- Presented by: Robin Young (1995–1996) Sissy Biggers (1996–2000) Ainsley Harriott (2000–2001)

Original release
- Network: Food Network
- Release: October 2, 1995 – January 1, 2001

= Ready... Set... Cook! =

1995–2001 American TV series

Ready... Set... Cook! is a cooking game show that debuted on the Food Network in the United States on October 2, 1995. The show's format was based upon the British series Ready Steady Cook, and originally hosted by television personality Robin Young.

==Hosts==
Young hosted through September 27, 1996. The following Monday, she was replaced by another TV personality, Sissy Biggers. In 2000, Biggers was replaced by British Ready Steady Cook presenter Ainsley Harriott.

==Gameplay==
Two well-known chefs (usually representing their restaurants) along with two members of the studio audience (one per chef) competed as teams to prepare the best meal. One was called "Red Tomatoes", the other "Green Peppers". The contestants were then each given $10.00 to spend on whatever they wanted for the chefs to prepare for a meal.

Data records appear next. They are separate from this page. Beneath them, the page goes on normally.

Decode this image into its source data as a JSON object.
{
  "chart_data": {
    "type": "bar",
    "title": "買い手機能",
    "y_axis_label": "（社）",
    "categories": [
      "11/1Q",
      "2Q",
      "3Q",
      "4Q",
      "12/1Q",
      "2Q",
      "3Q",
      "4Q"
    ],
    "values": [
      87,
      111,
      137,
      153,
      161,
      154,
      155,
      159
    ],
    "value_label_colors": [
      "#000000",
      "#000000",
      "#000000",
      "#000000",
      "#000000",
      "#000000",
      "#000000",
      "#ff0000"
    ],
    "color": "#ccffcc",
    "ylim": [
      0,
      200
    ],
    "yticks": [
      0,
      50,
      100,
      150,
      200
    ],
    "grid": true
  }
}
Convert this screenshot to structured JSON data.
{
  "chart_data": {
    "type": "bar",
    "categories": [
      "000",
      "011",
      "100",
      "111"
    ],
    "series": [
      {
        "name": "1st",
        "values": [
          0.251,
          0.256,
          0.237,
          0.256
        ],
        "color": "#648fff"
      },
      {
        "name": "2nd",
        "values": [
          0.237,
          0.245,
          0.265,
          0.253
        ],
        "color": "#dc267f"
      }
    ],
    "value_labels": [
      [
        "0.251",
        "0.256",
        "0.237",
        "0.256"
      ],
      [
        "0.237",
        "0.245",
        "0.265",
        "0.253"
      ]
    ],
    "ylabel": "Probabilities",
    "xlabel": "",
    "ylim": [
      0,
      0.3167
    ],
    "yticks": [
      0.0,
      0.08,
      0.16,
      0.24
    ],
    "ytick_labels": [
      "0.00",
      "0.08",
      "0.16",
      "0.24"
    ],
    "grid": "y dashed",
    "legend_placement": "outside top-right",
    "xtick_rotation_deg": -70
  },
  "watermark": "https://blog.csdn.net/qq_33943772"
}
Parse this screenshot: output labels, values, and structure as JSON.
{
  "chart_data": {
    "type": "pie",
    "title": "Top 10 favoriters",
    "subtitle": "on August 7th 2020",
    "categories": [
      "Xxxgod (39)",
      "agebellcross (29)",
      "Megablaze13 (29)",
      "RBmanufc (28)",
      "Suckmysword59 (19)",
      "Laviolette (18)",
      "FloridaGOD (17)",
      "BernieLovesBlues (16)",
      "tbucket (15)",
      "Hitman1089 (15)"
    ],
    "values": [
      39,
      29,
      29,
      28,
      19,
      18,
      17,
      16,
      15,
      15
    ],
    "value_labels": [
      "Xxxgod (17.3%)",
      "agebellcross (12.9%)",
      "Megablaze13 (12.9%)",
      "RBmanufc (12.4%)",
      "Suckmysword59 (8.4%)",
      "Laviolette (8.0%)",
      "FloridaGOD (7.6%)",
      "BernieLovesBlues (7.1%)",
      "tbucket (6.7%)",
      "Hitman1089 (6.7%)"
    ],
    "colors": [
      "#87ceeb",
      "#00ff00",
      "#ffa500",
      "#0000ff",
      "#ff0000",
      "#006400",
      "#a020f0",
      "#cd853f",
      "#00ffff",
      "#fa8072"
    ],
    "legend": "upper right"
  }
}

The teams were given 20 minutes (later reduced to 18 minutes) to make a meal using the ingredients they had and the usual items found in a kitchen pantry. The host would meanwhile move back and forth between the teams to ask questions about the meals being produced.

When time ran out, each team explained the dish they had prepared, after which the audience would vote by holding cards (one per audience member, a tomato on one side and a green pepper on the other) to show which team's meal they liked best. The team with the higher number of votes won the game, with both contestants winning kitchen appliances and/or cookware.